“Game theory is the study of how people behave in strategic situations, or how a person, when choosing among alternative courses of action, must consider how others might respond to the action he or she takes.” — N. Gregory Mankiw, Professor of Economics, Harvard University
Some describe game theory as the study of strategic decision-making. Others describe game theory as the study of conflict resolution and cooperation between “intelligent rational decision-makers.”
With game theory in mind, consider the U.S. Supreme Court’s recent arguments on the Sixth Circuit’s decision that same-sex marriage and recognition bans were constitutional in Kentucky, Michigan, Ohio and Tennessee. The High Court considered two questions. First, must states allow same-sex marriage? Second, must states recognize same-sex marriages lawfully performed in other jurisdictions?
Last October, the court declined to review the Fourth, Seventh and Tenth Circuits’ decisions that same-sex marriage bans were unconstitutional in Indiana, Oklahoma, Utah, Virginia and Wisconsin. Some argued the court’s denial signaled those circuits got it right; others denied this supposition. Notwithstanding, the other states in those circuits that were not involved in the litigation (including Colorado, Kansas, North Carolina, South Carolina, West Virginia and Wyoming) also began to perform same-sex marriages.
After the court’s (non)decision, many questioned whether any circuit would uphold a same-sex marriage ban and create a “split” among the circuits.

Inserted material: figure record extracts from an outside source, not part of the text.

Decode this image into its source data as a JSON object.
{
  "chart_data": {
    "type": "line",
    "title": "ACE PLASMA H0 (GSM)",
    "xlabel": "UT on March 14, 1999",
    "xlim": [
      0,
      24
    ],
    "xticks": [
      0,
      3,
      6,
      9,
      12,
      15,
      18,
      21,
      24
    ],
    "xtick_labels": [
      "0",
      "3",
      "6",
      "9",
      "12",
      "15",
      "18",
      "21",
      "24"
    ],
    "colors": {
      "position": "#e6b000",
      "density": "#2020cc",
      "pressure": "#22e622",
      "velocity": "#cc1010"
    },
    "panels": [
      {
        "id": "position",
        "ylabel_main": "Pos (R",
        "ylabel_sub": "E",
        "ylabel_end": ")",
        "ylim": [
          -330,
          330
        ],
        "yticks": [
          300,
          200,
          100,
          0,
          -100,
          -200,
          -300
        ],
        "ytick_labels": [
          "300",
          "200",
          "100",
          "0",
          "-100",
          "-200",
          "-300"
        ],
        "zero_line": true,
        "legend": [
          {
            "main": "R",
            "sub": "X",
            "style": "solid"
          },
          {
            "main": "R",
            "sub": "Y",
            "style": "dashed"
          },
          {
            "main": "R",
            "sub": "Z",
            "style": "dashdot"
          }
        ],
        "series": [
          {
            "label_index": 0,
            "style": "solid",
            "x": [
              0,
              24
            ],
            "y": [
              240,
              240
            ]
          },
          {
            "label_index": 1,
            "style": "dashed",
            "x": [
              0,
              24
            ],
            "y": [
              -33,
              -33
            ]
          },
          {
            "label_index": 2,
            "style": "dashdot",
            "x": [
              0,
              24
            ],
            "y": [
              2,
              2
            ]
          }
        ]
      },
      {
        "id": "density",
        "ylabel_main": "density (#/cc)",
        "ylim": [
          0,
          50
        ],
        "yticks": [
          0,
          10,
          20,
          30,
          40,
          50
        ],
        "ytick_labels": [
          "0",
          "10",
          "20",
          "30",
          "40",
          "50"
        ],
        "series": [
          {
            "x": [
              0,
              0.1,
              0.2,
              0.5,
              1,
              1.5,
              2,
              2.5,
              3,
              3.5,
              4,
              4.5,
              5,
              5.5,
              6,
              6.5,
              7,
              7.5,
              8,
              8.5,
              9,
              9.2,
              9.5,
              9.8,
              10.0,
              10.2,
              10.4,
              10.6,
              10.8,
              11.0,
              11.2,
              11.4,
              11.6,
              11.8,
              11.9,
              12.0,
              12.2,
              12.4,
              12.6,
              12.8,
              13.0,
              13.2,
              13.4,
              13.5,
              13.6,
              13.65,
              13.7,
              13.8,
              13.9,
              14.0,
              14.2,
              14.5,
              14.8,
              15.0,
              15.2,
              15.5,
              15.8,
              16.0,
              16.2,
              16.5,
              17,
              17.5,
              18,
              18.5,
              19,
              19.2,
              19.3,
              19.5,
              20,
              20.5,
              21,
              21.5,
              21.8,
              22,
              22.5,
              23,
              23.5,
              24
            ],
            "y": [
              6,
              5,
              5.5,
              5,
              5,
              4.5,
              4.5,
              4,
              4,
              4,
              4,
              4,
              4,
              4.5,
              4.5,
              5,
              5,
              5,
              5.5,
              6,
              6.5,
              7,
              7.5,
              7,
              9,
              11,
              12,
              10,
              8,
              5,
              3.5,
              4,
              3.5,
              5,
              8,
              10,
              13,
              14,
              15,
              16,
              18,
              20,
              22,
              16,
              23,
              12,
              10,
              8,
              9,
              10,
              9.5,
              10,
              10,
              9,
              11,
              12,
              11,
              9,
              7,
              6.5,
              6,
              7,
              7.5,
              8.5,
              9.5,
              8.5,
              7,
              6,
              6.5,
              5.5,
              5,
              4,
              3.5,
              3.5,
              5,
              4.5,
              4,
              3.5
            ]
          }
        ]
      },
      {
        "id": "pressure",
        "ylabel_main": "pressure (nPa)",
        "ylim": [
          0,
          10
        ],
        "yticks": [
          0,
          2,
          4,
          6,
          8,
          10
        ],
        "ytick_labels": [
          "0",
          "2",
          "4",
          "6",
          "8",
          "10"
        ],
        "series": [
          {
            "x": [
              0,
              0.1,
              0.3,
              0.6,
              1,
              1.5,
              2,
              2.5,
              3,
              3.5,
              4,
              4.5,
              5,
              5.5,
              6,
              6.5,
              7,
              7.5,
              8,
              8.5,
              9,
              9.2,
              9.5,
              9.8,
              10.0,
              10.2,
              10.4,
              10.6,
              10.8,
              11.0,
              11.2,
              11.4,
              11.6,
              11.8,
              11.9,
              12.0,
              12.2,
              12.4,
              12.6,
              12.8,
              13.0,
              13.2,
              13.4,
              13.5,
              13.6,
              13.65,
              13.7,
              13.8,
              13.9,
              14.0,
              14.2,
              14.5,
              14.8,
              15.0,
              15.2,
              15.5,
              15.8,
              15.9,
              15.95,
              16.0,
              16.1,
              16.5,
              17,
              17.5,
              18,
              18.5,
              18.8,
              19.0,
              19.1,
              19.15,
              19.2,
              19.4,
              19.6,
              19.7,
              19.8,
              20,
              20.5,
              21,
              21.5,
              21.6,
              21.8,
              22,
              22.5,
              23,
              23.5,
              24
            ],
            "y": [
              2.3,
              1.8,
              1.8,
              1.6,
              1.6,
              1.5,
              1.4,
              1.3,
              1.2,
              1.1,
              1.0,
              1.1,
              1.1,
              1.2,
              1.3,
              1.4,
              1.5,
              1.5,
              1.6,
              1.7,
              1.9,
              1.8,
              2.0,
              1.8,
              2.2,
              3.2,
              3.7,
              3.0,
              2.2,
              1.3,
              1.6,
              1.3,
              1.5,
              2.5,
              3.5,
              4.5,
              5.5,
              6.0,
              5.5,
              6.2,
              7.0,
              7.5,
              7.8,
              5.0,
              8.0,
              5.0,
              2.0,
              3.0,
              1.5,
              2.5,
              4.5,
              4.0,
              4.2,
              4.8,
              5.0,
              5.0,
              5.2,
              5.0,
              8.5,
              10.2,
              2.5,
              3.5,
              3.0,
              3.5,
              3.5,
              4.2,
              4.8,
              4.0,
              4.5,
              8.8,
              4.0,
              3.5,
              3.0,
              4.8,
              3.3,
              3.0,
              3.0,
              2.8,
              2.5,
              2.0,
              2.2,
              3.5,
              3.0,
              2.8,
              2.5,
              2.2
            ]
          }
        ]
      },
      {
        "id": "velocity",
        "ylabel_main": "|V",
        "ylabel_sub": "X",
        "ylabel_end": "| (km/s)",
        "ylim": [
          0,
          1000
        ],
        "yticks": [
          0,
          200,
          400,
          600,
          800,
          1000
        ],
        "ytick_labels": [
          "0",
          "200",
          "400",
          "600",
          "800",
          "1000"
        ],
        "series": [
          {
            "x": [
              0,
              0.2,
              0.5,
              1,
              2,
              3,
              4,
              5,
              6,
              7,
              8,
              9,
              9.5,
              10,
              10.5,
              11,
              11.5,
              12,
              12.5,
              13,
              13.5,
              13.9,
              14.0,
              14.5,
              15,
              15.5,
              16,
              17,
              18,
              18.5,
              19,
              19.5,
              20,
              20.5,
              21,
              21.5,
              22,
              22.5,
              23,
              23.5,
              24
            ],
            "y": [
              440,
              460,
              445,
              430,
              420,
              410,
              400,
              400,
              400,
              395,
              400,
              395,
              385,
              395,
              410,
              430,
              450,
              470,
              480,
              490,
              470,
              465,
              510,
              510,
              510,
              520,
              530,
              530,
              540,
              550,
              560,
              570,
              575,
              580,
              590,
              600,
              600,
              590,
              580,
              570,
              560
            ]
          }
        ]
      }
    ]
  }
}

Uniformity could have led to same-sex marriage nationwide, albeit by fiat of federal lower courts — a controversial notion to be sure. Attention soon turned to the Sixth and Ninth Circuits, both of which had already held oral arguments but had yet to produce an opinion. The day after the court declined review, the Ninth Circuit ruled marriage bans in Idaho and Nevada unconstitutional. That ruling applied to marriage bans in Alaska, Arizona, and Montana.
In January, the court found itself duty-bound to decide the issue after the Sixth Circuit created the coveted “circuit split” on the issue of same-sex marriage. The Fifth Circuit subsequently delayed ruling on pending cases from Louisiana, Mississippi and Texas. The Eighth Circuit delayed arguments on cases from Arkansas, Missouri and South Dakota. The Eleventh Circuit also delayed arguments, but did not stay orders from federal district courts to begin performing same-sex marriages in Florida and Alabama — in Alabama this led to a controversy that captured national attention. (It should be noted that Fifth and Eleventh Circuits share a distinguished past as the “original” Fifth Circuit, which decided many forward-moving race discrimination cases before a 1981 reconfiguration.)
Undoubtedly the focus is now on the court’s pending decision, which is expected in June. One could argue that the “writing” is virtually “on the wall” for same-sex marriage. At the end of 2013, same-sex couples were allowed to marry in approximately 17 states. By the start of 2015, same-sex couples in approximately 20 additional states could also marry, most as a result of the court’s declination to review prior circuit court rulings striking down marriage bans.
The court’s nine intelligent and rational decision-makers currently have three options. First, if marriage bans are unconstitutional, so too are recognition bans. Second, if marriage bans are constitutional, recognition bans are not. Finally, neither marriage nor recognition bans are unconstitutional.
Any opinion in line with the latter two options may cause debate on the rationality and intelligence of declining to review opinions from the Fourth, Seventh, and Tenth Circuits. That the nation should debate this question is a testament to our constitutional democracy.